Преодоление

О книге

Автор книги - . Произведение относится к жанру биографии и мемуары. Оно опубликовано в 2010 году. Международный стандартный книжный номер: 978-5-386-02156-6.

Аннотация

Гедрюс Мацкявичюс, «отец пластической драмы», ученик Марии Кнебель, создатель единственного в своем роде театра, который с огромным успехом не только выступал в России, но и гастролировал по всему миру. Гедрюс Мацкявичюс – постановщик спектаклей «Преодоление» (по произведениям Микеланджело), «Звезда и смерть Хоакина Мурьеты» Пабло Неруды, «Красный конь» по мотивам живописи конца XIX – начала XX века, «Желтый звук», совместно с Альфредом Шнитке, многих других спектаклей в жанре пластической драмы.

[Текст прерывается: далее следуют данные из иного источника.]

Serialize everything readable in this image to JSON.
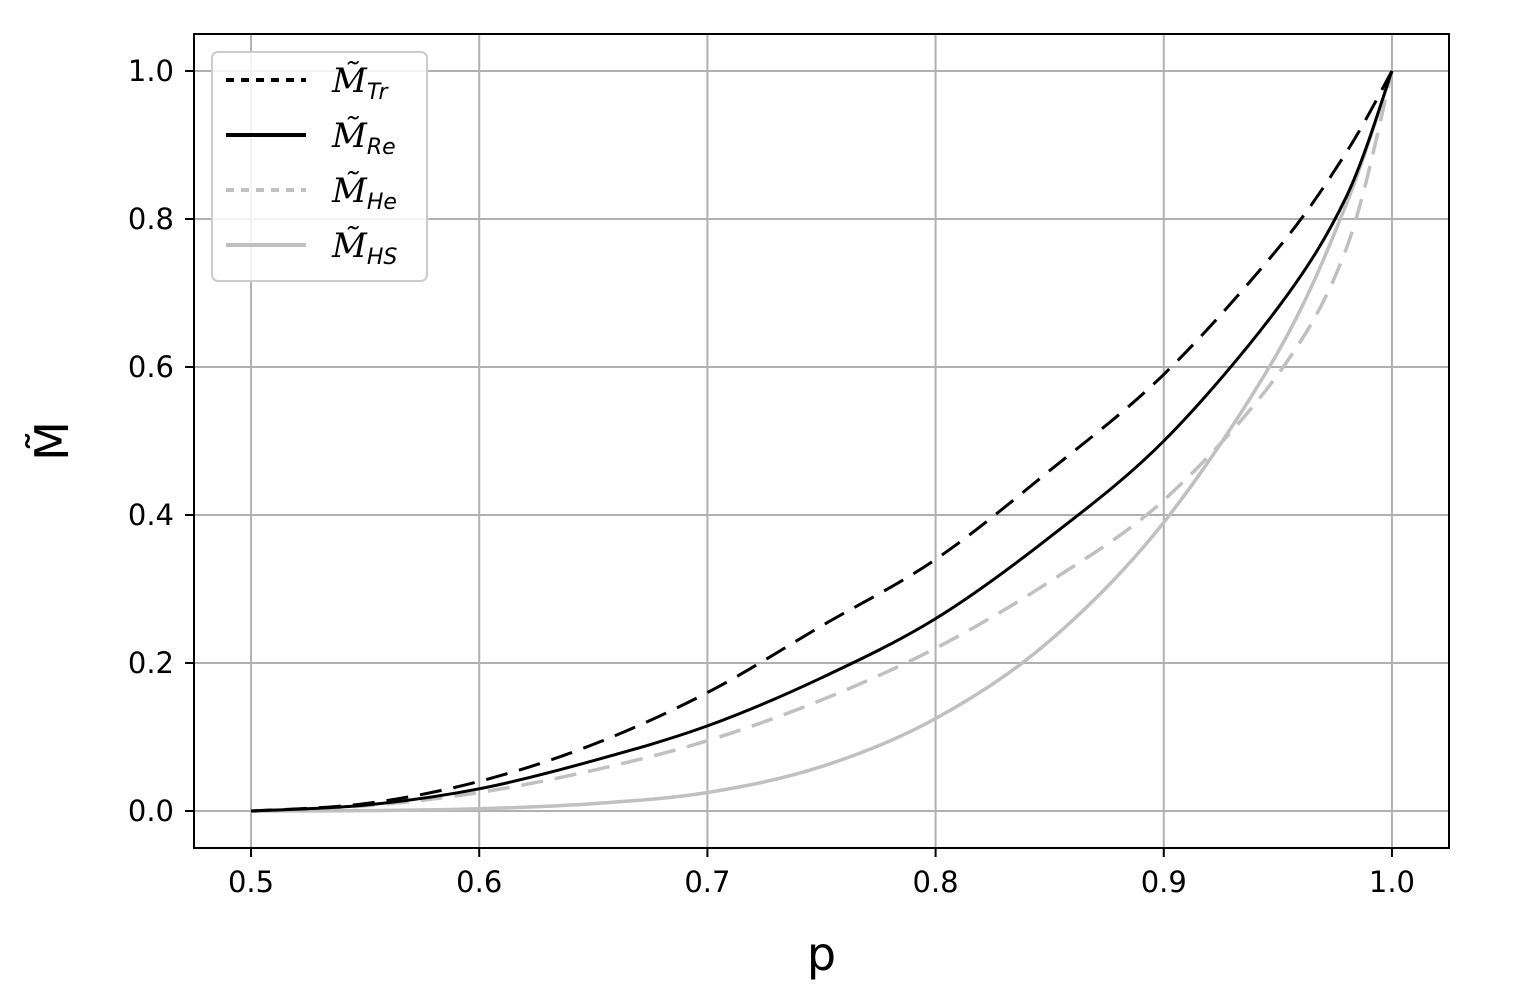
{
  "chart_data": {
    "type": "line",
    "xlabel": "p",
    "ylabel": "M̃",
    "xlim": [
      0.475,
      1.025
    ],
    "ylim": [
      -0.05,
      1.05
    ],
    "xticks": [
      0.5,
      0.6,
      0.7,
      0.8,
      0.9,
      1.0
    ],
    "xtick_labels": [
      "0.5",
      "0.6",
      "0.7",
      "0.8",
      "0.9",
      "1.0"
    ],
    "yticks": [
      0.0,
      0.2,
      0.4,
      0.6,
      0.8,
      1.0
    ],
    "ytick_labels": [
      "0.0",
      "0.2",
      "0.4",
      "0.6",
      "0.8",
      "1.0"
    ],
    "grid": true,
    "legend_position": "top-left",
    "series": [
      {
        "name_base": "M̃",
        "name_sub": "Tr",
        "legend_style": "dotted",
        "line_style": "dashed",
        "color": "#000000",
        "x": [
          0.5,
          0.55,
          0.6,
          0.65,
          0.7,
          0.75,
          0.8,
          0.85,
          0.9,
          0.95,
          0.98,
          1.0
        ],
        "y": [
          0.0,
          0.01,
          0.04,
          0.09,
          0.16,
          0.25,
          0.34,
          0.46,
          0.59,
          0.76,
          0.89,
          1.0
        ]
      },
      {
        "name_base": "M̃",
        "name_sub": "Re",
        "legend_style": "solid",
        "line_style": "solid",
        "color": "#000000",
        "x": [
          0.5,
          0.55,
          0.6,
          0.65,
          0.7,
          0.75,
          0.8,
          0.85,
          0.9,
          0.95,
          0.98,
          1.0
        ],
        "y": [
          0.0,
          0.008,
          0.03,
          0.068,
          0.115,
          0.18,
          0.26,
          0.37,
          0.5,
          0.68,
          0.83,
          1.0
        ]
      },
      {
        "name_base": "M̃",
        "name_sub": "He",
        "legend_style": "dotted",
        "line_style": "dashed",
        "color": "#c0c0c0",
        "x": [
          0.5,
          0.55,
          0.6,
          0.65,
          0.7,
          0.75,
          0.8,
          0.85,
          0.9,
          0.95,
          0.98,
          1.0
        ],
        "y": [
          0.0,
          0.007,
          0.025,
          0.055,
          0.095,
          0.15,
          0.22,
          0.31,
          0.42,
          0.59,
          0.76,
          1.0
        ]
      },
      {
        "name_base": "M̃",
        "name_sub": "HS",
        "legend_style": "solid",
        "line_style": "solid",
        "color": "#c0c0c0",
        "x": [
          0.5,
          0.55,
          0.6,
          0.65,
          0.7,
          0.75,
          0.8,
          0.85,
          0.9,
          0.95,
          0.98,
          1.0
        ],
        "y": [
          0.0,
          0.0005,
          0.003,
          0.01,
          0.025,
          0.06,
          0.125,
          0.23,
          0.39,
          0.62,
          0.82,
          1.0
        ]
      }
    ]
  }
}
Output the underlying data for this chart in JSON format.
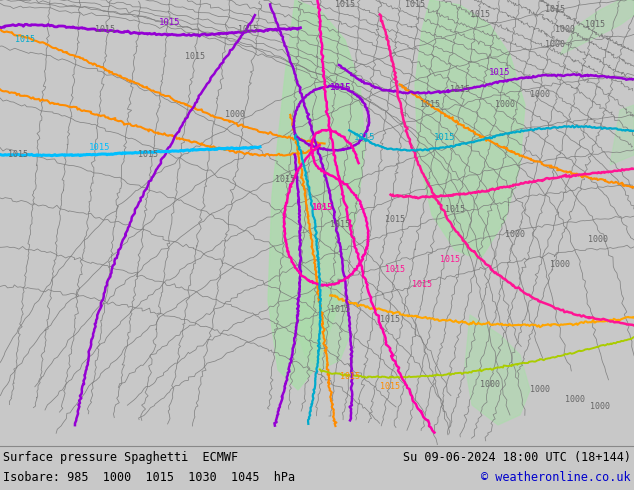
{
  "title_left": "Surface pressure Spaghetti  ECMWF",
  "title_right": "Su 09-06-2024 18:00 UTC (18+144)",
  "subtitle_left": "Isobare: 985  1000  1015  1030  1045  hPa",
  "subtitle_right": "© weatheronline.co.uk",
  "bg_color": "#c8c8c8",
  "map_bg": "#e2e2e2",
  "green_patch_color": "#aaddaa",
  "footer_text_color": "#000000",
  "copyright_color": "#0000cc",
  "fig_width": 6.34,
  "fig_height": 4.9,
  "dpi": 100
}
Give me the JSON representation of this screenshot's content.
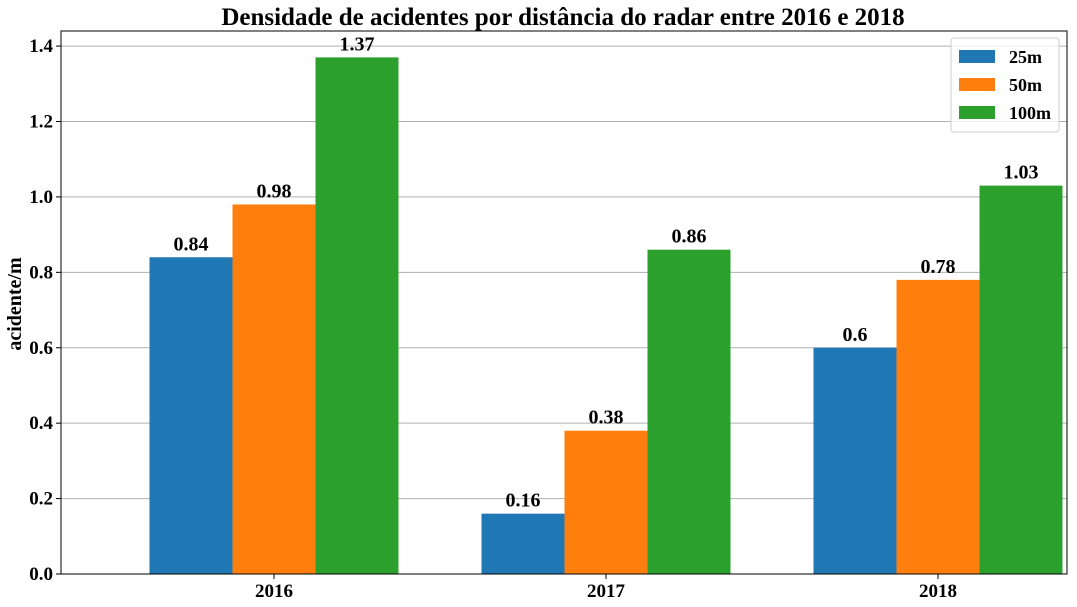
{
  "chart_data": {
    "type": "bar",
    "title": "Densidade de acidentes por distância do radar entre 2016 e 2018",
    "xlabel": "",
    "ylabel": "acidente/m",
    "categories": [
      "2016",
      "2017",
      "2018"
    ],
    "series": [
      {
        "name": "25m",
        "values": [
          0.84,
          0.16,
          0.6
        ],
        "labels": [
          "0.84",
          "0.16",
          "0.6"
        ],
        "color": "#1f77b4"
      },
      {
        "name": "50m",
        "values": [
          0.98,
          0.38,
          0.78
        ],
        "labels": [
          "0.98",
          "0.38",
          "0.78"
        ],
        "color": "#ff7f0e"
      },
      {
        "name": "100m",
        "values": [
          1.37,
          0.86,
          1.03
        ],
        "labels": [
          "1.37",
          "0.86",
          "1.03"
        ],
        "color": "#2ca02c"
      }
    ],
    "ylim": [
      0,
      1.44
    ],
    "yticks": [
      0.0,
      0.2,
      0.4,
      0.6,
      0.8,
      1.0,
      1.2,
      1.4
    ],
    "ytick_labels": [
      "0.0",
      "0.2",
      "0.4",
      "0.6",
      "0.8",
      "1.0",
      "1.2",
      "1.4"
    ],
    "grid": "y",
    "legend_position": "top-right"
  }
}
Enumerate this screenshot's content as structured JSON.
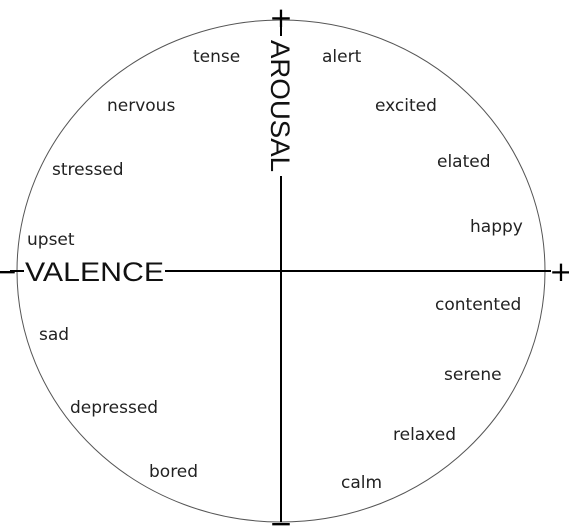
{
  "axes": {
    "vertical_label": "AROUSAL",
    "horizontal_label": "VALENCE",
    "top_sign": "+",
    "bottom_sign": "−",
    "left_sign": "−",
    "right_sign": "+"
  },
  "emotions": {
    "tense": "tense",
    "alert": "alert",
    "nervous": "nervous",
    "excited": "excited",
    "stressed": "stressed",
    "elated": "elated",
    "happy": "happy",
    "upset": "upset",
    "contented": "contented",
    "sad": "sad",
    "serene": "serene",
    "depressed": "depressed",
    "relaxed": "relaxed",
    "bored": "bored",
    "calm": "calm"
  }
}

Читать онлайн Гедрюс Мацкявичюс - Преодоление


Предисловия

Эрнест Мацкявичюс

С.Ы.Н

Мы сидели на кухне и добивали партию в «Эрудит». Была такая настольная игра (она, кажется, есть и сейчас), в которой участники из доставшихся им букв должны составлять слова, пока на доске не появится лабиринт из существительных, напоминающий кроссворд. «Эрудит» считался игрой интеллектуальной, и его выставляли на стол, когда в доме собирались люди, считающие себя интеллектуалами. Поскольку других у нас не бывало, в «Эрудит» играли почти каждый вечер. Вот и сейчас – игра подходила к концу, у папы осталось только три буквы, я их запомнил хорошо: «Н», «С» и «Ы». Он думал минут десять, но слово не складывалось. В конце концов я не выдержал:

– Попробуй слово СЫН!

– Сын? – Он недоверчиво посмотрел на меня, потом на доску, составил слово, снова задумался. – А что такое сын? – вдруг спросил он после паузы и поднял на меня полный недоумения взгляд.

Вокруг засмеялись, я обиделся, потому, что он не шутил – он действительно не очень хорошо знал, что такое сын. Но он знал нечто более важное, в том числе обо мне. Правда, понял я это гораздо позже.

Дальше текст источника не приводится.